I do not want to say any more about the case of my Somali constituents, except to highlight that I have written to Ministers about the family in detail, and I ask—I beg—that Ministers exercise their discretion to grant my constituent’s two sons in particular the appropriate papers, which they do not have at the moment, so that they may travel back to Somalia to be with their mother, as the family wishes.

The case illustrates that for all the promises that have been made and all the attempts that local government and national Governments of different political persuasions have made to deal with the problem—I am not making party political points today—we still have a major problem of youth violence and gang culture, which is having an impact on a small minority of our youngsters in inner-city areas such as mine. The Evening Standard’s “Frontline London” campaign has done a lot to shine a light on that, and it is reporting today yet another murder of one of our teenagers on London’s streets.

According to Citizens Report, a not-for-profit independent organisation that carries out data research in this area, 17 teenagers lost their lives to gang and youth violence in London last year. That is an increase on the 11 young people who lost their lives in 2014. It is true that it is not the same level that we saw in about 2008-09—in 2008, 29 teenagers lost their lives on the streets of London—but let us be clear that one life lost is one too many.
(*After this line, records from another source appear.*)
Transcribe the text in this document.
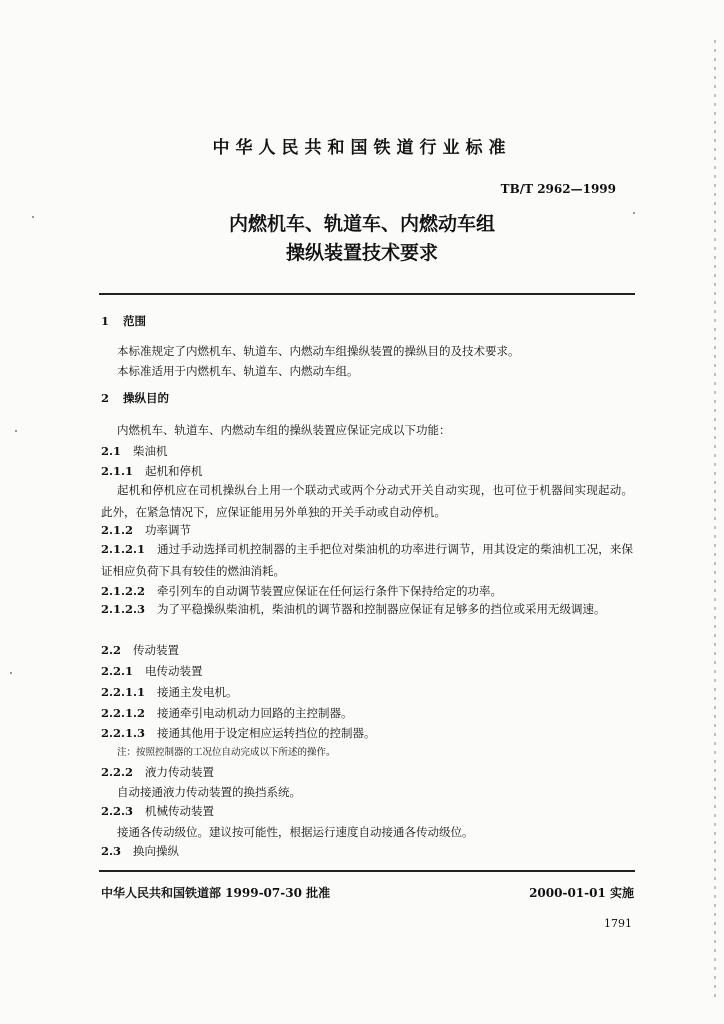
中华人民共和国铁道行业标准
TB/T 2962—1999
内燃机车、轨道车、内燃动车组
操纵装置技术要求
1 范围
本标准规定了内燃机车、轨道车、内燃动车组操纵装置的操纵目的及技术要求。
本标准适用于内燃机车、轨道车、内燃动车组。
2 操纵目的
内燃机车、轨道车、内燃动车组的操纵装置应保证完成以下功能：
2.1 柴油机
2.1.1 起机和停机
起机和停机应在司机操纵台上用一个联动式或两个分动式开关自动实现，也可位于机器间实现起动。此外，在紧急情况下，应保证能用另外单独的开关手动或自动停机。
2.1.2 功率调节
2.1.2.1 通过手动选择司机控制器的主手把位对柴油机的功率进行调节，用其设定的柴油机工况，来保证相应负荷下具有较佳的燃油消耗。
2.1.2.2 牵引列车的自动调节装置应保证在任何运行条件下保持给定的功率。
2.1.2.3 为了平稳操纵柴油机，柴油机的调节器和控制器应保证有足够多的挡位或采用无级调速。
2.2 传动装置
2.2.1 电传动装置
2.2.1.1 接通主发电机。
2.2.1.2 接通牵引电动机动力回路的主控制器。
2.2.1.3 接通其他用于设定相应运转挡位的控制器。
注：按照控制器的工况位自动完成以下所述的操作。
2.2.2 液力传动装置
自动接通液力传动装置的换挡系统。
2.2.3 机械传动装置
接通各传动级位。建议按可能性，根据运行速度自动接通各传动级位。
2.3 换向操纵
中华人民共和国铁道部 1999-07-30 批准	2000-01-01 实施
1791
Much of the violence is perpetrated by young people who are deemed to be gang-affiliated. Last year’s report on gangs and youth crime by the Home Affairs Committee, of which I am a member, noted that there is no comprehensive national figure for the number of gangs or the number of young people affiliated or associated with them. Some question whether we should even use the term “gang”. What does it mean? I am grateful to the Centre for Crime and Justice Studies for what it has said about that. However, if we are using that term for the purposes of this debate—I accept that maybe we should not—the Metropolitan police’s latest intelligence is that there are 225 recognised gangs in London, comprising about 3,600 gang members. Those people mainly span the ages of 16 to 24, but I know of children much younger than that—I use the word “children” deliberately —who are involved with groups perpetrating acts such as we are discussing.